During the longest prime ministerial term in Japan’s constitutional history, which was 8 years and 8 months, especially in relation to Vietnam, right after being re-appointed prime minister for the second time, he chose Vietnam during his trip to Vietnam. First foreign trip in January 2013.

The relationship between Japan and Vietnam has been elevated to an ever-closer relationship: ‘Extensive Strategic Partnership for Peace and Prosperity in Asia’.

As everyone knows, to establish such a good relationship, Mr. Abe had to built an intimate relationship between people through countless meetings and exchanges with Vietnam’s top leaders.

In the “Free and Open Indo-Pacific” (FOIP) strategy initiated by Prime Minister Abe, Vietnam is an extremely important partner.

The Comprehensive and Progressive Agreement for Trans-Pacific Partnership (CPTPP), which was negotiated and entered into force under Prime Minister Abe, with the cooperation of Japan and Vietnam, is the foundation of economic and economic relations. The two countries’ business is still expanding in the period of living with COVID-19.

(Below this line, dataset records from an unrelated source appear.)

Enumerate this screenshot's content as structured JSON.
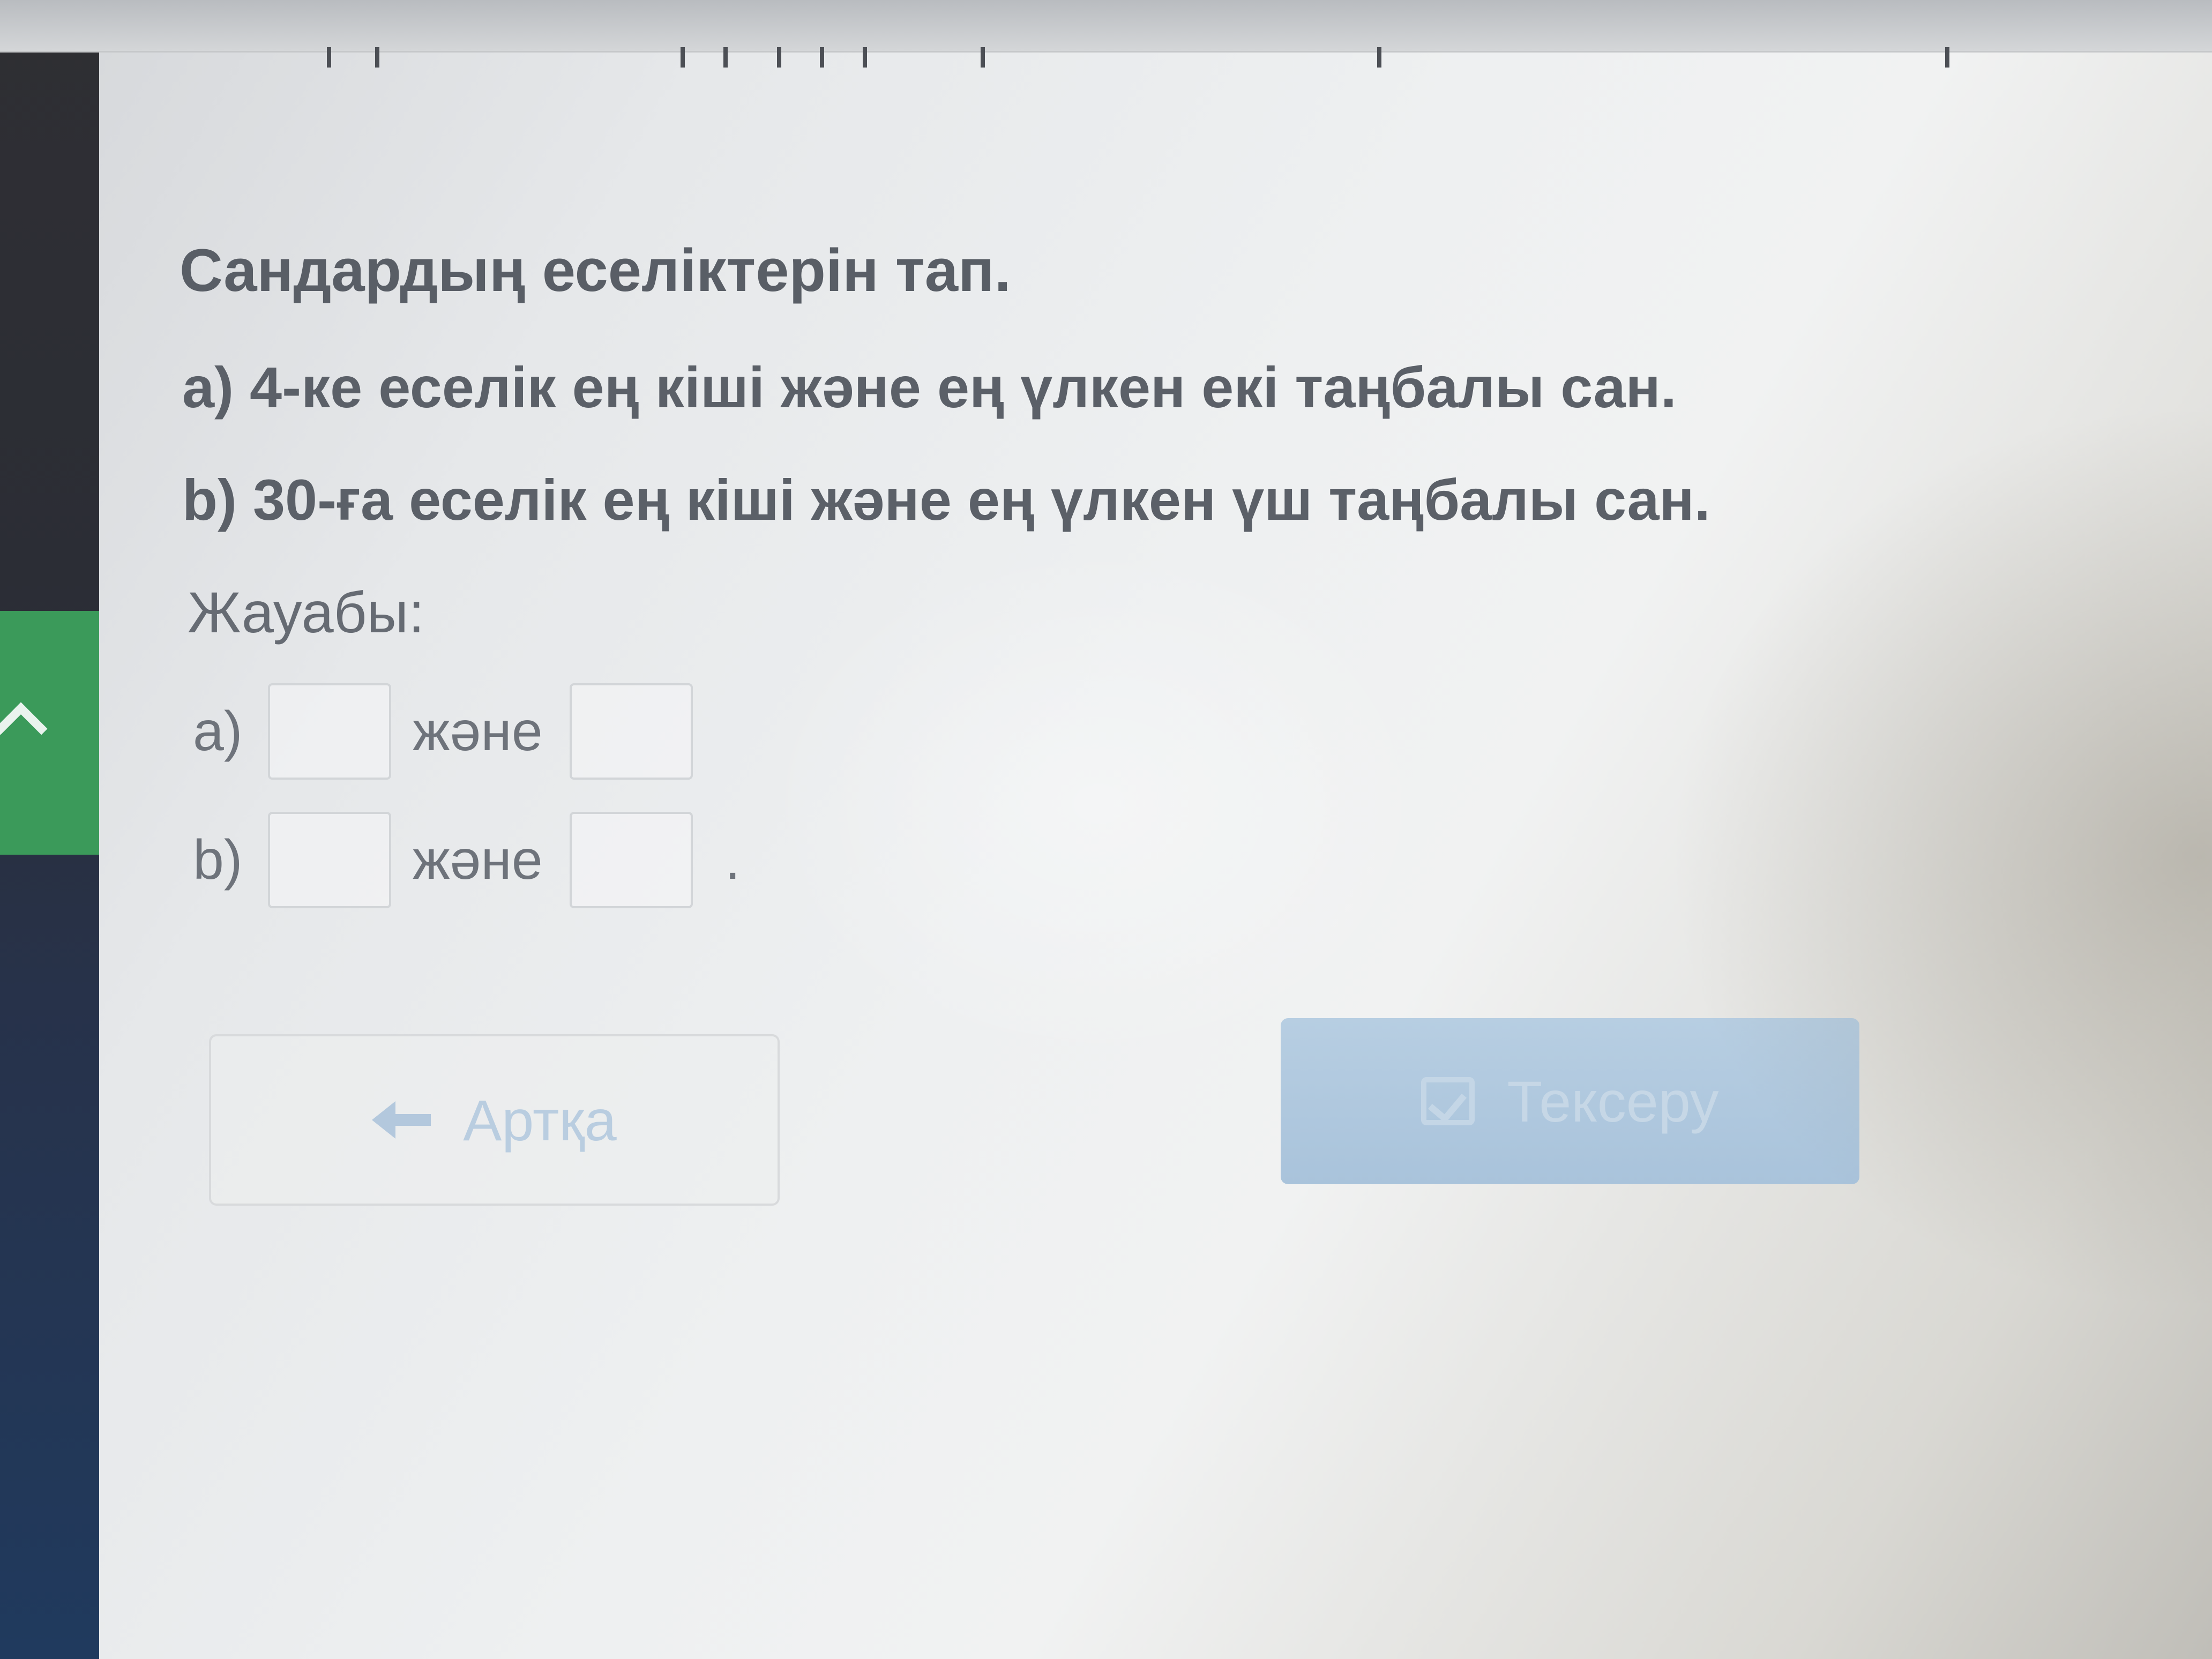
{
  "task": {
    "title": "Сандардың еселіктерін тап.",
    "question_a": "а) 4-ке еселік ең кіші және ең үлкен екі таңбалы сан.",
    "question_b": "b) 30-ға еселік ең кіші және ең үлкен үш таңбалы сан.",
    "answer_label": "Жауабы:"
  },
  "answers": {
    "row_a": {
      "label": "а)",
      "conjunction": "және",
      "value1": "",
      "value2": ""
    },
    "row_b": {
      "label": "b)",
      "conjunction": "және",
      "value1": "",
      "value2": "",
      "end": "."
    }
  },
  "buttons": {
    "back_label": "Артқа",
    "check_label": "Тексеру"
  },
  "icons": {
    "back": "arrow-left-icon",
    "check": "checkbox-icon",
    "sidebar_toggle": "chevron-up-icon"
  },
  "colors": {
    "sidebar_accent": "#3b9a5a",
    "check_button_bg": "#b0c8de",
    "text": "#5b6068"
  }
}
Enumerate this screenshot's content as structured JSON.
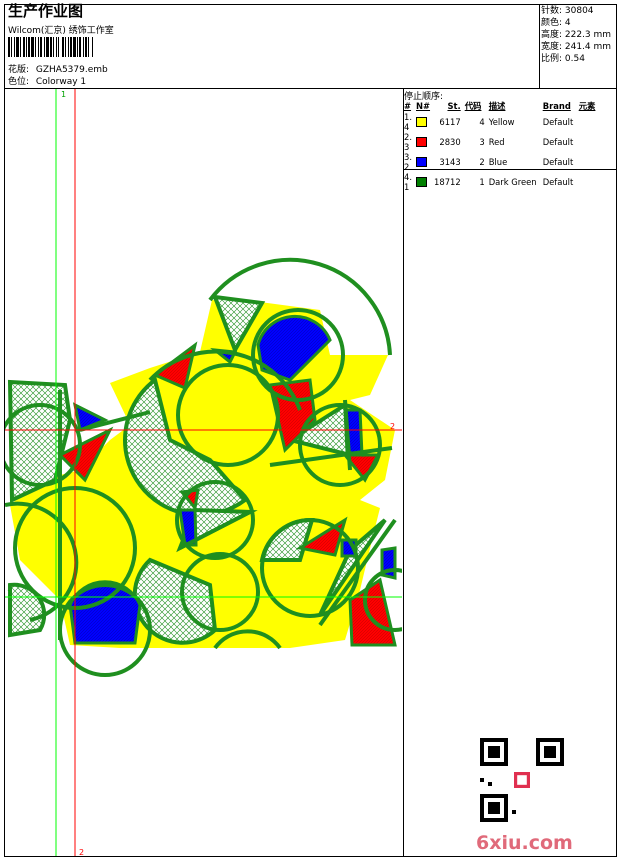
{
  "header": {
    "title": "生产作业图",
    "company": "Wilcom(汇京) 绣饰工作室",
    "design_label": "花版:",
    "design_file": "GZHA5379.emb",
    "colorway_label": "色位:",
    "colorway_value": "Colorway 1"
  },
  "stats": {
    "stitches": "针数: 30804",
    "colors": "颜色: 4",
    "height": "高度: 222.3 mm",
    "width": "宽度: 241.4 mm",
    "scale": "比例: 0.54"
  },
  "stop_sequence": {
    "title": "停止顺序:",
    "headers": [
      "#",
      "N#",
      "St.",
      "代码",
      "描述",
      "Brand",
      "元素"
    ],
    "rows": [
      {
        "index": "1. 4",
        "color": "#ffff00",
        "stitches": "6117",
        "code": "4",
        "desc": "Yellow",
        "brand": "Default"
      },
      {
        "index": "2. 3",
        "color": "#ff0000",
        "stitches": "2830",
        "code": "3",
        "desc": "Red",
        "brand": "Default"
      },
      {
        "index": "3. 2",
        "color": "#0000ff",
        "stitches": "3143",
        "code": "2",
        "desc": "Blue",
        "brand": "Default"
      },
      {
        "index": "4. 1",
        "color": "#008000",
        "stitches": "18712",
        "code": "1",
        "desc": "Dark Green",
        "brand": "Default"
      }
    ]
  },
  "guides": {
    "green_label": "1",
    "red_label": "2"
  },
  "watermark": "6xiu.com",
  "colors": {
    "yellow": "#ffff00",
    "red": "#ff0000",
    "blue": "#0000ff",
    "green": "#1f8f1f",
    "guide_red": "#ff0000",
    "guide_green": "#00ff00"
  }
}
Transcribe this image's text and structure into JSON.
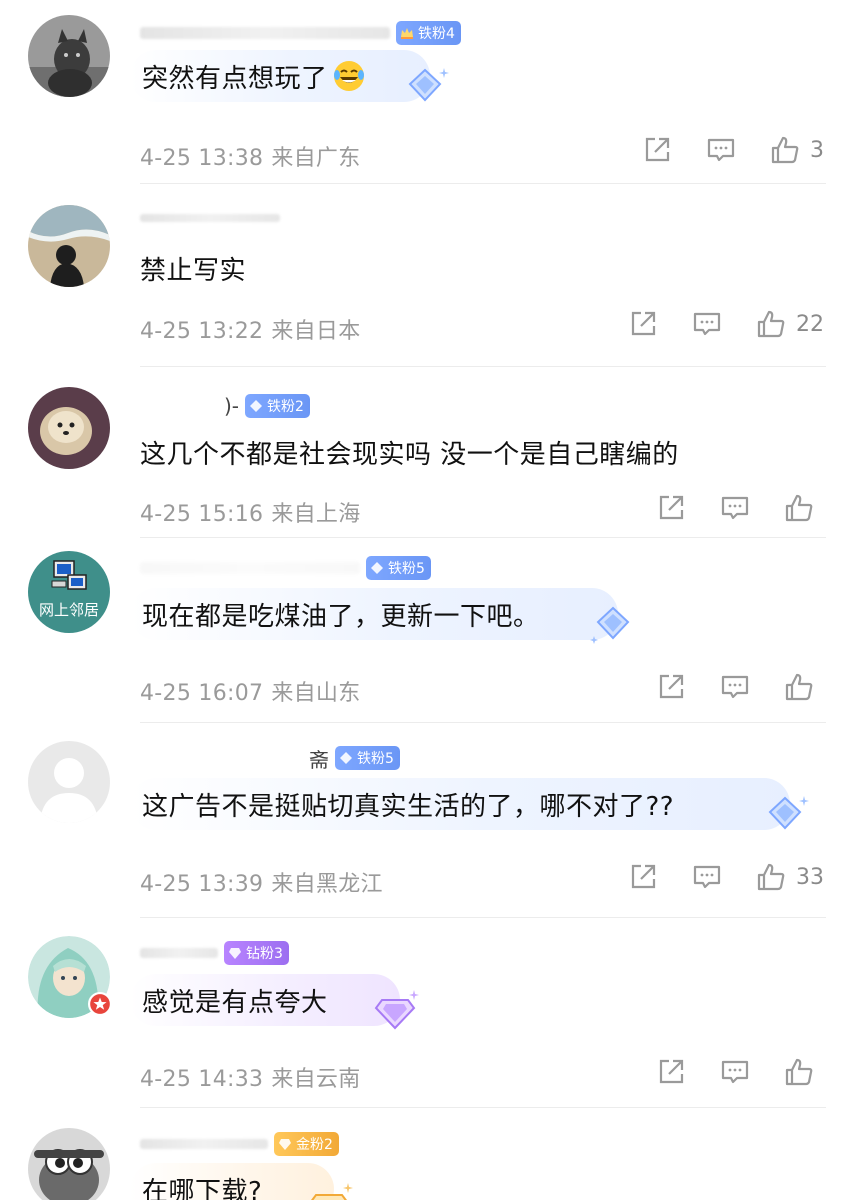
{
  "comments": [
    {
      "name_tail": "",
      "badge": {
        "type": "iron",
        "label": "铁粉4",
        "icon": "crown-icon"
      },
      "text": "突然有点想玩了",
      "emoji": "laughing-tears-emoji",
      "date": "4-25 13:38",
      "location": "来自广东",
      "likes": "3",
      "avatar": "cat-avatar"
    },
    {
      "name_tail": "",
      "badge": null,
      "text": "禁止写实",
      "date": "4-25 13:22",
      "location": "来自日本",
      "likes": "22",
      "avatar": "beach-shadow-avatar"
    },
    {
      "name_tail": ")-",
      "badge": {
        "type": "iron",
        "label": "铁粉2",
        "icon": "gem-icon"
      },
      "text": "这几个不都是社会现实吗 没一个是自己瞎编的",
      "date": "4-25 15:16",
      "location": "来自上海",
      "likes": "",
      "avatar": "dog-avatar"
    },
    {
      "name_tail": "",
      "badge": {
        "type": "iron",
        "label": "铁粉5",
        "icon": "gem-icon"
      },
      "text": "现在都是吃煤油了，更新一下吧。",
      "date": "4-25 16:07",
      "location": "来自山东",
      "likes": "",
      "avatar": "network-avatar",
      "avatar_text": "网上邻居"
    },
    {
      "name_tail": "斋",
      "badge": {
        "type": "iron",
        "label": "铁粉5",
        "icon": "gem-icon"
      },
      "text": "这广告不是挺贴切真实生活的了，哪不对了??",
      "date": "4-25 13:39",
      "location": "来自黑龙江",
      "likes": "33",
      "avatar": "default-avatar"
    },
    {
      "name_tail": "",
      "badge": {
        "type": "diamond",
        "label": "钻粉3",
        "icon": "gem-icon"
      },
      "text": "感觉是有点夸大",
      "date": "4-25 14:33",
      "location": "来自云南",
      "likes": "",
      "avatar": "anime-avatar"
    },
    {
      "name_tail": "",
      "badge": {
        "type": "gold",
        "label": "金粉2",
        "icon": "gem-icon"
      },
      "text": "在哪下载?",
      "date": "",
      "location": "",
      "likes": "",
      "avatar": "cartoon-avatar"
    }
  ],
  "colors": {
    "meta_text": "#9a9a9a",
    "iron_badge": "#7ea7ff",
    "diamond_badge": "#b884ff",
    "gold_badge": "#f2a937"
  }
}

Mr. Abe’s contributions to the development of Japan-Vietnam relations while in office have become invaluable legacies that cannot be counted.

After the former prime minister passed away, last week a large number of people visited the places where the Japanese Consulate General in Ho Chi Minh City opened mourning books.

I would like to express my deepest gratitude to the leaders of the Communist Party of Vietnam, the Party Committee of Ho Chi Minh City, the leaders of the southern provinces and a large number of Vietnamese people and the Japanese community in Vietnam for their support. Sending our sincerest condolences to the late Prime Minister.

As Prime Minister Kishida Fumio said on July 14, Japan will commemorate the late Prime Minister Abe in a national funeral to be held this fall.

In 2023, the two countries will welcome the 50th anniversary of the establishment of diplomatic relations between Japan and Vietnam, a huge milestone for the two countries.

It is a pity that next year we will not be able to celebrate with Mr. Abe the development of relations between the two countries – who planted the seed and now the seed has grown.

However, we will definitely join forces with all Vietnamese people, including Ho Chi Minh City people, to build the foundation for the further leap forward development of the two countries’ relations in the coming year.

We will strive to further develop Japan-Vietnam relations, following the will of the late Prime Minister Abe, who has always had a strong intention to develop relations between the two countries.

From the bottom of my heart, I pray for Mr. Abe’s soul.”

Vietnamese people engrave Mr. Abe's feelings Vietnamese people engrave Mr. Abe’s feelings

TTO – Today (July 12), the funeral of the late Prime Minister Abe Shinzo officially took place, after the traditional Tsuya ceremony on the evening of July 11 in Tokyo. In Vietnam, crowds of people lined up outside the Japanese Embassy in Hanoi to wait to write in mourning books.